Towarnehiooks ("Deschutes River") |
Rumi
We love facilitating spaces that cultivate what our deepest selves yearn for: the nurture of soul, the strengthening of community and the amplification of hope. Most of this kind of creative experimentation seems to be happening outside the walls of “institutional” churches. We desperately need fresh wineskins for the new wine fermenting inside us and around us. We feel commissioned to create new kinds of containers that can hold what is good, beautiful and true.
A few years back, we started experimenting with our friends Lydia and Erinn outside the walls of the church. We met on Wednesdays to play around with an ancient practice called lectio divina in the living room of their Southwest Detroit home that they bought for $10,000. For more than 1500 years, monastics and contemplatives have been devoted to lectio divina as a way of rehearsing the biblical script while tapping into the spark of the divine within every single member of the community.

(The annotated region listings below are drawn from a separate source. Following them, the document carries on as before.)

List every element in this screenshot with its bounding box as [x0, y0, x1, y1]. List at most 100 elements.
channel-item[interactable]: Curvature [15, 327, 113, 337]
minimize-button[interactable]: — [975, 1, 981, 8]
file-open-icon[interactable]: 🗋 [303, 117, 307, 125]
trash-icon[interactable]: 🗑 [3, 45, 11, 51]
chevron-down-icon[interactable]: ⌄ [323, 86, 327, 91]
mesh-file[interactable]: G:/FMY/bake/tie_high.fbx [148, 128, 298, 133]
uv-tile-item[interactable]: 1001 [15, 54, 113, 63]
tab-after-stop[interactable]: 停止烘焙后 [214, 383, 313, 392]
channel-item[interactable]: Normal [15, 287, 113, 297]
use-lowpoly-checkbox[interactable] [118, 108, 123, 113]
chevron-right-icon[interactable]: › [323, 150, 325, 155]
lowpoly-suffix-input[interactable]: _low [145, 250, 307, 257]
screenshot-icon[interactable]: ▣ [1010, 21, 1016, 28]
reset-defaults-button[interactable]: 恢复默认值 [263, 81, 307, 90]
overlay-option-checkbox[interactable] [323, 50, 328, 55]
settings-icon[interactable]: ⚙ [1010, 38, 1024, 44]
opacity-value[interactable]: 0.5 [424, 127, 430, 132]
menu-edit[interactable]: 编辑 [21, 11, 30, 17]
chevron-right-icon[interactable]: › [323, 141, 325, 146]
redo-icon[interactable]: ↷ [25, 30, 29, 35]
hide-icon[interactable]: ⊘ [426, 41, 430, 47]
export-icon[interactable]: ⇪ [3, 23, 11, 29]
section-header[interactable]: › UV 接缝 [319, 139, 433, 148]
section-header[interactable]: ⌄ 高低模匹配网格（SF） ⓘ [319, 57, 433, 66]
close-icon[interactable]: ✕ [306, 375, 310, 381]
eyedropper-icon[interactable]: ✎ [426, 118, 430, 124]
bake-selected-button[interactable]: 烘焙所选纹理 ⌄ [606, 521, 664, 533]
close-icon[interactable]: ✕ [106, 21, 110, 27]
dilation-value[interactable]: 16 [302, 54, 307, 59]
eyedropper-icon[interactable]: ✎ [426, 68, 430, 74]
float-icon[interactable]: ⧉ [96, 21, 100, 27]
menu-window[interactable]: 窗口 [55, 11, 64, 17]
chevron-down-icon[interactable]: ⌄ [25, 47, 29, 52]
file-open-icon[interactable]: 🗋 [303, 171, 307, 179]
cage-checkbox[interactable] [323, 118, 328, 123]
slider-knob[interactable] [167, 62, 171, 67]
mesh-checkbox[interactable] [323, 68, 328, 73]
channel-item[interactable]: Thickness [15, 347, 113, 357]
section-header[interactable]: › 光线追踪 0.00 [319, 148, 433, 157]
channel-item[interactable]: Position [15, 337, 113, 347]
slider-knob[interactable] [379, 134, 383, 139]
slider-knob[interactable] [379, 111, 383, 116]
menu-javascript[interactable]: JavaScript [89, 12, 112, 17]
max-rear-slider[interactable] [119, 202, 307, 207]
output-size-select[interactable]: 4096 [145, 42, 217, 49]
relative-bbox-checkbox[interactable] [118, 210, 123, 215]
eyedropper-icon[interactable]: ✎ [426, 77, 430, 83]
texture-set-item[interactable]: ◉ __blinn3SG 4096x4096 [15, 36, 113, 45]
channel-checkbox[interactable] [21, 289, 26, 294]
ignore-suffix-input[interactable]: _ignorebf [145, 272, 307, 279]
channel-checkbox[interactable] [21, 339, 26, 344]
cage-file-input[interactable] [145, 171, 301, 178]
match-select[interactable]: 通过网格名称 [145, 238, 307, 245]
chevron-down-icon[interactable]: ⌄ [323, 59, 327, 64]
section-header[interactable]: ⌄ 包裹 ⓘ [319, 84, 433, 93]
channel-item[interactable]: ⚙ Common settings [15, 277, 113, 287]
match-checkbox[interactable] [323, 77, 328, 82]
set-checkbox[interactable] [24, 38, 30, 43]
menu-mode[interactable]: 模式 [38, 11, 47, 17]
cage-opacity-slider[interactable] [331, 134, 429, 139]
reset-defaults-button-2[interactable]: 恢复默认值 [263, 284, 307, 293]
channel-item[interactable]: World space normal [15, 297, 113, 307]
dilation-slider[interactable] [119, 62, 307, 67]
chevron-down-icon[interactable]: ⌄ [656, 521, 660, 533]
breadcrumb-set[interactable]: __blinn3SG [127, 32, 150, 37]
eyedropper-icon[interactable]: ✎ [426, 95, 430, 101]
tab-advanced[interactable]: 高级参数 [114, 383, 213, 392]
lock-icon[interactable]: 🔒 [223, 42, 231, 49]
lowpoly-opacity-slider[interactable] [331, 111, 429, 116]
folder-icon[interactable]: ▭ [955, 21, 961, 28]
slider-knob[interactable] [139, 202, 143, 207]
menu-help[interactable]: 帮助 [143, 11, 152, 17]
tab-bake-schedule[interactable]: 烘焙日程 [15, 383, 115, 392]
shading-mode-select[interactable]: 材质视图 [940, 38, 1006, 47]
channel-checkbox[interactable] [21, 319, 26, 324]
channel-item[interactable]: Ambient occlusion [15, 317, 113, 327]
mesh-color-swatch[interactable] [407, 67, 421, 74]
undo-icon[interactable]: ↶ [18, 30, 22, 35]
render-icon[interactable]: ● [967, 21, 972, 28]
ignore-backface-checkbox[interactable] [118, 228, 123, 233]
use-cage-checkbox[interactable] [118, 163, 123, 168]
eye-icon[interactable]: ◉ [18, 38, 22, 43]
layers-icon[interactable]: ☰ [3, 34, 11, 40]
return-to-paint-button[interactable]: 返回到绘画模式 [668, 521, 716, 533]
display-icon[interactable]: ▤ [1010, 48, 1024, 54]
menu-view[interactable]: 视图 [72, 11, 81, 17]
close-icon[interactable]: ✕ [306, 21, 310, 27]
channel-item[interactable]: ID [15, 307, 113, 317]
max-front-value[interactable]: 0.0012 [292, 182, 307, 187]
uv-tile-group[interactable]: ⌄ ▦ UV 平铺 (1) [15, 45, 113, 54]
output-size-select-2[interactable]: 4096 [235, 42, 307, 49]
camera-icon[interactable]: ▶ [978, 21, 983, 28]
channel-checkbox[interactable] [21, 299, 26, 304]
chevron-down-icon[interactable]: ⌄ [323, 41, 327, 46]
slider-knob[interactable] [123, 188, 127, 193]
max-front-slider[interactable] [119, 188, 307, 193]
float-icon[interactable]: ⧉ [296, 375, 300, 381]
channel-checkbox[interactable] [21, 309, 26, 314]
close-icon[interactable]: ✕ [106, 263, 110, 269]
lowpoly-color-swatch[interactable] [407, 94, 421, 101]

The goal of lectio divina is to access and amplify our “Inner Teacher”—the Spirit of steadfast love within every living being. We do this by reading a short passage from the Bible out loud, and multiple times, so that each of us in the circle listens deeply “with the ears of our hearts,” as old St. Benedict described it in the sixth century. After the short passage is initially read twice, by two different voices in the community, we travel slowly around the circle clockwise, each member sharing the word or phrase that “shimmered” for them. This is how we begin to invoke what is divine, each from our own unique soul places.
We listen to the passage two more times, from two more voices, so that we can ruminate on the word or phrase that is shimmering. We become holy cows chewing the cuds of our souls! Once again circling clockwise, each member shares specifically out of the context of our lives. Where do these ancient words collide with our current circumstances? What feelings are evoked? What is this shimmering word or phrase doing to us and through us? This is an opportunity to take inventory of our lives and the world around us.
Rose Crowley, a high school teacher in Detroit, beautifully described the goal of this second round of lectio divina as she opened up her heart to our beloved community one Wednesday night, “I don’t want to know all the theology. I just want to know how you guys struggle.” Vulnerability is contagious. As we each open up, we come to deeper realizations that we are not alone on the spiritual journey. The goal throughout is simply listening and sharing. There are no right or wrong answers. Just permission to go deeper.
Finally, after two more readings, every member ponders what we feel God, percolating deep within us, is prodding each of us to. What is my next step, however small or large? It is time to name intentions. We are accountable for transforming words into action. Biblical truth is neither a head game, nor an emotional high. What is good, beautiful and true yearns to be embodied in real life.
After this rich and vulnerable sharing, there is time for intercessions. We hold each other and bear one another’s burdens. We rejoice with those rejoicing and weep with those weeping, as we all share out of our pain, praise and protest. We are reminded of our interdependence, our interrelatedness and mutuality. When we read the script and connect it to our own trials and tribulations, we hear Spirit speak. We cultivate intimacy. We access the divine “in here,” not just “out there.” We are moved, though, even more powerfully, by the testimony of others in our circle. The divine delights in diversity. We are invited to experience how high and wide and long and deep Steadfast Love is. We are trained to listen, to get out of our own heads so that we can join in the conspiracy.
Lectio divina is a circle of discipline, encouragement, challenge and accountability. We practice being in our bodies, quieting our minds and expanding our hearts. Everyone’s words are respected. Everyone has time to share. No one asks clarifying questions or makes corrections or tries to fix each other. We trust in the power of the Inner Teacher.
We have participated in lectio divina readings in house church and intentional community in Southern California, intentional communities in Minneapolis and Baltimore, weekly gatherings in Detroit and now monthly in Central Oregon, and on Skype calls with friends in long distance locales from California to Iraqi Kurdistan. It is a completely different way of reading the Bible than trying to decipher universal truths and principles. Every session calls us to something deeper, more vulnerable and experiential. In this process, we aren’t making stuff up. We are attending to the multiple layers of biblical truth.
Lectio Divina is not a rigid Bible study. It is a beloved community space for binding and loosing. We are bound by the compelling nature of some of the Bible’s episodes and epiphanies. But fortunately, we are released from others. And here’s the real liberating news: we are empowered to discern together what we are bound by and what we are released from. Through prayer, study, experience and testimony, we listen and learn, and then decide, what is good, beautiful and true in regards to economics, relationships, spirituality, sexuality, social stigmas and political convictions.
Lectio Divina is one tangible way to courageously read both the Bible and life against the grain of a conventional wisdom that usually assumes that we ought to leave our interpretations and life decisions to the Pastor, Priest, Pope, Professor, Parent or President. This disempowerment model has been the true scandal since the days of Jesus. These small spaces of divine discernment, in all their creativity and diversity, become gardens where healing practices and convictions can be planted, watered and, over time, grow a harvest of what is true, beautiful and good. Religion gets real when an immanent God works through intimate relationships.